Setup (2011) – Review

Where to watch Setup

2 1/2 Stars


Setup is a low-key thriller with lots of energy and a willing cast but the entire film is brought down a notch by a plodding second act that nearly derails the entire enterprise. When a heist goes bad there is no one to blame but each other. That’s the basic theme of this routinely made crime film. The story is about three young men that have grown up together. Each are struggling to make money outside of criminal endeavors. Unable to make ends meet in legitimate jobs the posse end up in over their heads after a botched robbery. These low level hoods attempt a risky diamond heist in the first act that is handled well (think The Town-lite) and generates a fair amount of suspense and excitement. After a successful getaway Vince (Phillipe) betrays and murders two accomplices including Sonny (Jackson).

The better than expected script then turns into a revenge tale with a ‘fish out of water’ element. Sonny scours the city searching for Vince who has become mixed up with a mafia figure (Bruce Willis). The screenplay is filled with a number of amusing vignettes that are Tarantino-esque, such as a bodyguard accidentally shooting himself at a drug dealers house, a very European assassin tailing Sonny’s every move, emergency surgery at a tattoo parlor, and a visit to a butcher that specializes in turning corpses into hamburger meat.
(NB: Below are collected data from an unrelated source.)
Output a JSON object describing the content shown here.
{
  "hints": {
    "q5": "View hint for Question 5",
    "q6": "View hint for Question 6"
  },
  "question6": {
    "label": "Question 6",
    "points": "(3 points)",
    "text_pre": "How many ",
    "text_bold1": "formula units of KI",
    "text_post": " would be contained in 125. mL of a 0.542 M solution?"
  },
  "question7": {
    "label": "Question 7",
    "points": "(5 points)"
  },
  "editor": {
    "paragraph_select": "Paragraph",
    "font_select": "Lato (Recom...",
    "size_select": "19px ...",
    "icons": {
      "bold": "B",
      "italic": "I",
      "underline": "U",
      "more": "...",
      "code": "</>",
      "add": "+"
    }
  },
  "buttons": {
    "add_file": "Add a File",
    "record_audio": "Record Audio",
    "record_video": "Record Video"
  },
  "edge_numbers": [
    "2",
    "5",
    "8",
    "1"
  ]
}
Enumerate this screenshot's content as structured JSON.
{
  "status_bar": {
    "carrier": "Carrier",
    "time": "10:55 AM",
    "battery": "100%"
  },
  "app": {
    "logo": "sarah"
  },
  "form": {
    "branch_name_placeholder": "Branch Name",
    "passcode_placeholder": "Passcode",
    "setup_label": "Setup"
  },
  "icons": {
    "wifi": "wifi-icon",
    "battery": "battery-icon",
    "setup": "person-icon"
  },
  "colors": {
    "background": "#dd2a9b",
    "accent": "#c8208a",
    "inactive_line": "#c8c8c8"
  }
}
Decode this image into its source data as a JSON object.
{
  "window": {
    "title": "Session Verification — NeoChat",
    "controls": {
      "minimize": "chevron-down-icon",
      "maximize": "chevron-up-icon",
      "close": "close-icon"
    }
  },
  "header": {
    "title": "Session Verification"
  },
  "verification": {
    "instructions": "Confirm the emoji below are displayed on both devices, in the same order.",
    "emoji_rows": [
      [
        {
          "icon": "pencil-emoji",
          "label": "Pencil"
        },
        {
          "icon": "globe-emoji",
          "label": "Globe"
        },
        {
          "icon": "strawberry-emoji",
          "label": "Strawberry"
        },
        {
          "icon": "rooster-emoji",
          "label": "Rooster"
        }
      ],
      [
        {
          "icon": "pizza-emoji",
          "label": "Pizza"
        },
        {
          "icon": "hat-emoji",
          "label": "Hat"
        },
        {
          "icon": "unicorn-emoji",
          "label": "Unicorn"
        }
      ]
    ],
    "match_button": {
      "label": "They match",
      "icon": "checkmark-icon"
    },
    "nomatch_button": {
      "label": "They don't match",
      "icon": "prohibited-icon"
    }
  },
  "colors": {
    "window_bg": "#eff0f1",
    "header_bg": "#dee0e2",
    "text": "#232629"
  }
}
Curtis Jackson (Gun, Get Rich Or Die Tryin’) has an intense screen presence that is once again wasted in a role beneath his considerable talent. The producers have surrounded Jackson with some name talent, unfortunately both Ryan Phillipe (MacGruber, The Lincoln Lawyer) and Bruce Willis (Red, Cop-Out) sleepwalk through their small roles. Jenna Tatum is under utilized and placed in a thankless role in which she is held at gunpoint, verbally threatened and then beaten within an inch of her life. That brutal final sequence is very reminiscent of the eerily similar scene in True Romance in which a pre-Sopranos James Gandolfini throws Patricia Arquette through glass plated shower doors. I’m not sure if the inclusion of this scene was meant as homage or just a blatant rip-off, but either way it’s a disturbing section in an otherwise unmemorable movie.

Setup is being sold as an action film (particularly because of the presence of Bruce Willis) yet it’s far more similar to an Elmore Leonard film adaption. If that’s too highbrow of a reference for a website that reviews tons of straight to DVD titles I’ll be more helpful, it’s a lot like House of the Rising Sun in mood and action content.